是啊!十多年前,那个“她”,那个曾经让樊戈念念不忘的人,当时“她”受到委屈和侮辱时,流露的不也是这样的眼神么?

但是眼前这个女人的感情比当时的“她”更多了一分绝望,而越是这样,就越让人产生一种爱怜的感觉,一种想保护她的冲动。

虽然这个女人现在的样子实在不堪入目,一身罗衣被马鞭打得破破烂烂,不少地方还渗出血来,而裙子也多处被磨破,膝盖那一带也被磨出血来,绣花鞋也掉了一只,可是樊戈可以肯定,若在平时,这个女人必定是千娇百媚,“国色天香”这四个字也当之无愧!

樊戈忽然声音发抖,指着这个女人道:“你……你就是貂蝉?”

女人无神的双眼扫了樊戈一眼,没有言语,却笑了。

这一笑没有半点迷人的风韵,有的还是无尽绝望,以及默认的意思。

樊戈怒!

大怒!

他不知道魏续和貂蝉有什么恩怨,但是樊戈相信自己的感觉!眼前的貂蝉只是个无辜的女人,因为只有无辜的人才会有这样的眼神!即使她丈夫吕布做了多少坏事,杀了多少人,可是祸不及妻儿,凭什么把千般罪过加在这个柔弱的女人身上,让她受这样的虐打?这魏续简直不是人!

更何况,樊戈曾经答应了吕布,发誓要好好照看貂蝉,让她下半生安全无忧,不受半点屈辱,这是男子汉之间的协定,是难得的一种信任。
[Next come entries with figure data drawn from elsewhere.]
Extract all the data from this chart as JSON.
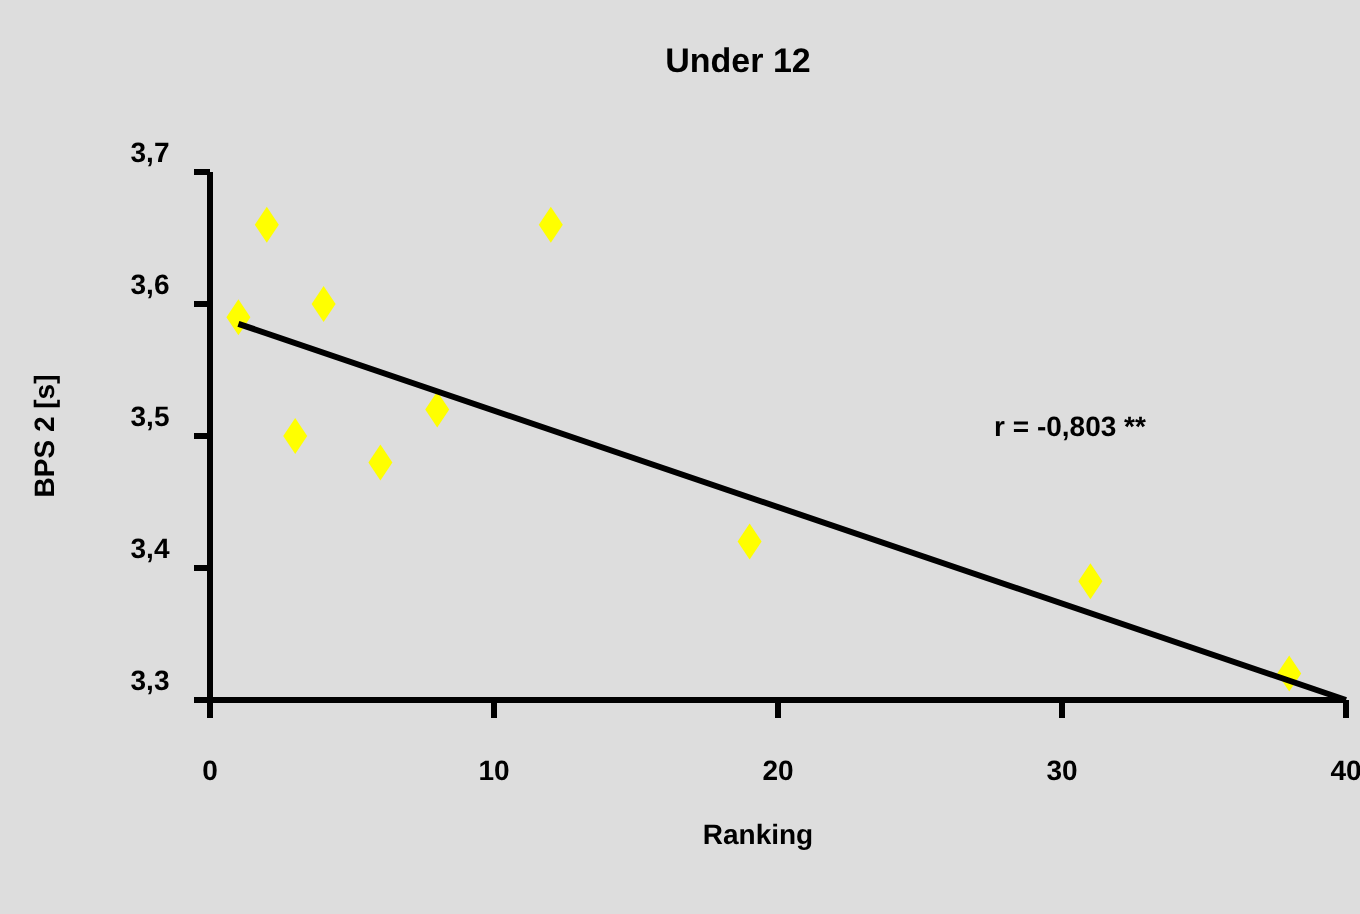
{
  "chart_data": {
    "type": "scatter",
    "title": "Under 12",
    "xlabel": "Ranking",
    "ylabel": "BPS 2 [s]",
    "xlim": [
      0,
      40
    ],
    "xticks": [
      0,
      10,
      20,
      30,
      40
    ],
    "ylim": [
      3.3,
      3.7
    ],
    "yticks": [
      {
        "value": 3.3,
        "label": "3,3"
      },
      {
        "value": 3.4,
        "label": "3,4"
      },
      {
        "value": 3.5,
        "label": "3,5"
      },
      {
        "value": 3.6,
        "label": "3,6"
      },
      {
        "value": 3.7,
        "label": "3,7"
      }
    ],
    "grid": false,
    "series": [
      {
        "marker": "diamond",
        "color": "#ffff00",
        "x": [
          1,
          2,
          3,
          4,
          6,
          8,
          12,
          19,
          31,
          38
        ],
        "values": [
          3.59,
          3.66,
          3.5,
          3.6,
          3.48,
          3.52,
          3.66,
          3.42,
          3.39,
          3.32
        ]
      },
      {
        "type": "line",
        "color": "#000000",
        "x": [
          1,
          40
        ],
        "values": [
          3.585,
          3.3
        ]
      }
    ],
    "annotations": [
      "r = -0,803 **"
    ]
  }
}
可是貂蝉现在这个样子,樊戈如何对得起自己的誓言?又如何对得起吕布最后的信任?

樊戈怒火中烧,指着魏续大声道:“彼不过一弱女子,汝安可欺人太甚,把她如此辱打?真猪狗不如!”

魏续自觉没来由被樊戈责骂,也当场发怒,大声回敬道:“这贱人人尽可夫,妖艳媚骨,且害我无端受辱!我岂止辱之,更要杀之!”说着仓啷一声长剑出鞘,望貂蝉心口便刺!

“退下!”樊戈再也不能坐视,眼看这一剑来势太快,而且自己长枪不在身边,弯刀又太短,无法拦截,便拔刀望魏续胸前劈去!
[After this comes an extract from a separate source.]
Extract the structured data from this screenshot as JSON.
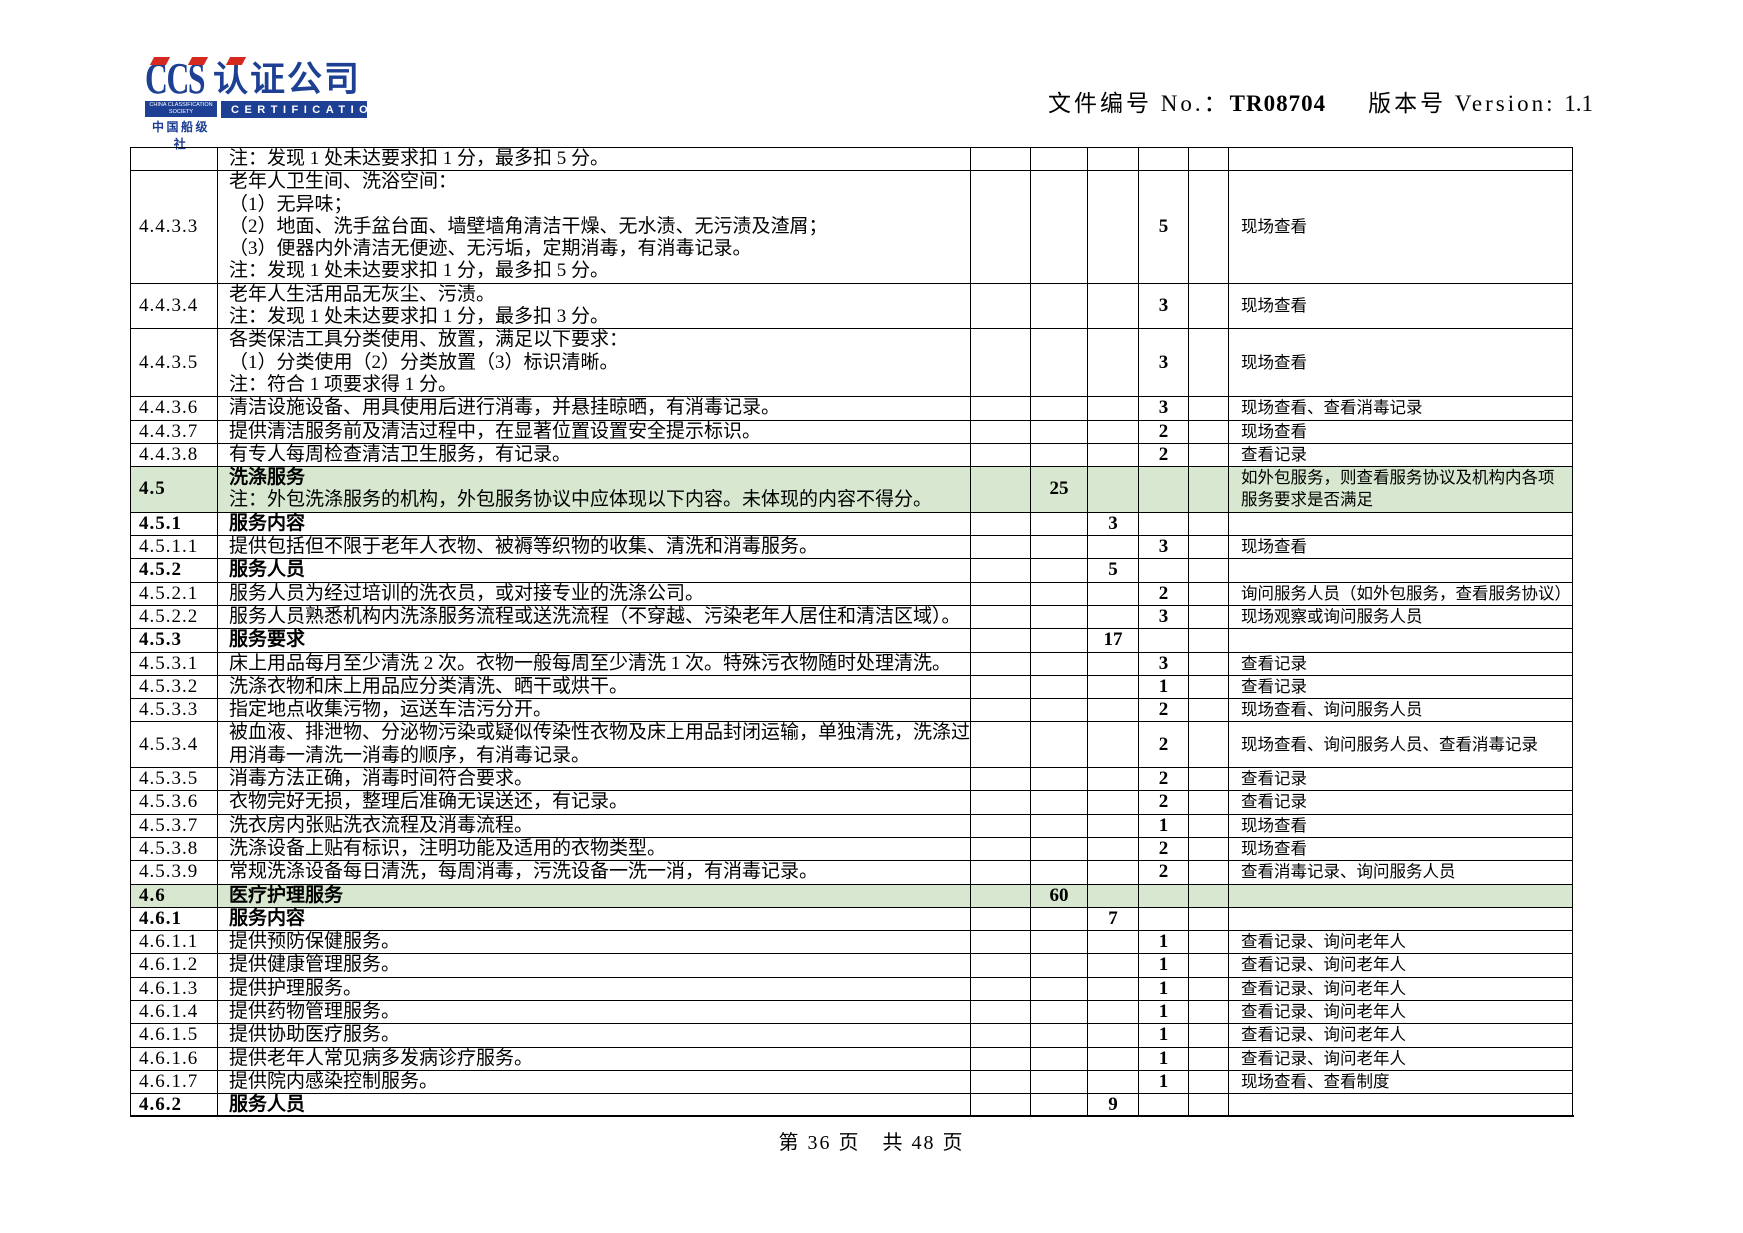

可惜慌忙之间,樊戈忘记了一点:他的刀法和枪法完全相反,枪法主要意在擒人或伤人,而刀法却是刀刀取人性命!而这一刀樊戈带怒而出,竟比平时只快不慢,且魏续也万料不到樊戈会为一个“贱女人”对自己出手,虽然樊戈提醒在先,但等魏续想闪退的时候,已经晚了!

“噗嗤!”樊戈的弯刀削铁如泥,只一刀,但一刀已经要了魏续的命!他胸前鲜血喷射而出,射在了樊戈和貂蝉身上。他不敢相信地用手指着樊戈,倒了下去!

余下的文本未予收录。